Mary put down the letter gently. ‘Oh… I’m sorry. This really is nothing to do with me… I’ll go then, shall I?’
‘There’s no reason for you to stay is there? Thanks for everything.’
‘What will you do now?’
‘I don’t know… see what happens. Maybe go away somewhere for a bit. I’m not making any definite decisions for a while – I don’t seem to be very good at that.’
‘Well – keep in touch …’
For the next few months Mary didn’t hear anything from Jamie. She passed his studio occasionally but the blinds were always drawn. Jamie did go away. He travelled randomly for a while and ended up in a chilly cottage in Scotland in November.

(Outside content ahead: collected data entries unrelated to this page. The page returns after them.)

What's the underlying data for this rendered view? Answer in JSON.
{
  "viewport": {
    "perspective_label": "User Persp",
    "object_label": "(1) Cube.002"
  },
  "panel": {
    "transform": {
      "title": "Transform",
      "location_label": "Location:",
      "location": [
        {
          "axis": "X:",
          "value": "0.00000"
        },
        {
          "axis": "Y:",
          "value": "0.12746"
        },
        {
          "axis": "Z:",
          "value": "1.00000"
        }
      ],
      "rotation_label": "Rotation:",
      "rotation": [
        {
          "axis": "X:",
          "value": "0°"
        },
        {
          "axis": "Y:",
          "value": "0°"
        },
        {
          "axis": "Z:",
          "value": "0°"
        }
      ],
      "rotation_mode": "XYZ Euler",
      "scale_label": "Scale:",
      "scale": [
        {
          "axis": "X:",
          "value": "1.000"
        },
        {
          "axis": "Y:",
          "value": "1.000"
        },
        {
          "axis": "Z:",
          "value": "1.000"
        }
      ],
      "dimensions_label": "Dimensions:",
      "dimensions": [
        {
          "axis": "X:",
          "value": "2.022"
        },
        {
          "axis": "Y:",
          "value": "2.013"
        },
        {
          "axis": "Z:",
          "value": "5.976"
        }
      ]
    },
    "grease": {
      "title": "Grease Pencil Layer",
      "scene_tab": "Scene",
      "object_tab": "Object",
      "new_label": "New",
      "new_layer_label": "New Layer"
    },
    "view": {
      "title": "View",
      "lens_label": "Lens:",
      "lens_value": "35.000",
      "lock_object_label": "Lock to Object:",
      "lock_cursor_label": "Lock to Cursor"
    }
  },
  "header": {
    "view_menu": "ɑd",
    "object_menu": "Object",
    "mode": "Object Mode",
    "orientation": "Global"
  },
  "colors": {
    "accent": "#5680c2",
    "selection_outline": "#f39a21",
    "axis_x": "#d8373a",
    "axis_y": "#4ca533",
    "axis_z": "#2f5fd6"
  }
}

One morning he woke up to find the world had disappeared under snow in the night, more pure and clean than he could remember since he was a boy. He opened the cottage door and stepped on to the path, holding his hand out into the still falling snow. He watched a snowflake settle in his palm, and slowly melt. Rubbing his cold hands over his face, he looked up into the grey-white sky and felt more snow landing on his flickering eyelashes. It was real and cold and present, and glorious.
When he returned to the city in the spring he had filled sketchbooks with finely observed drawings, of pine cones, of sheep, of the window of the cottage, anything and everything, seen as clearly as he was capable of seeing them.
Mary’s phone rang one day in April. ‘Can you come and sit for me? Wear whatever you like.’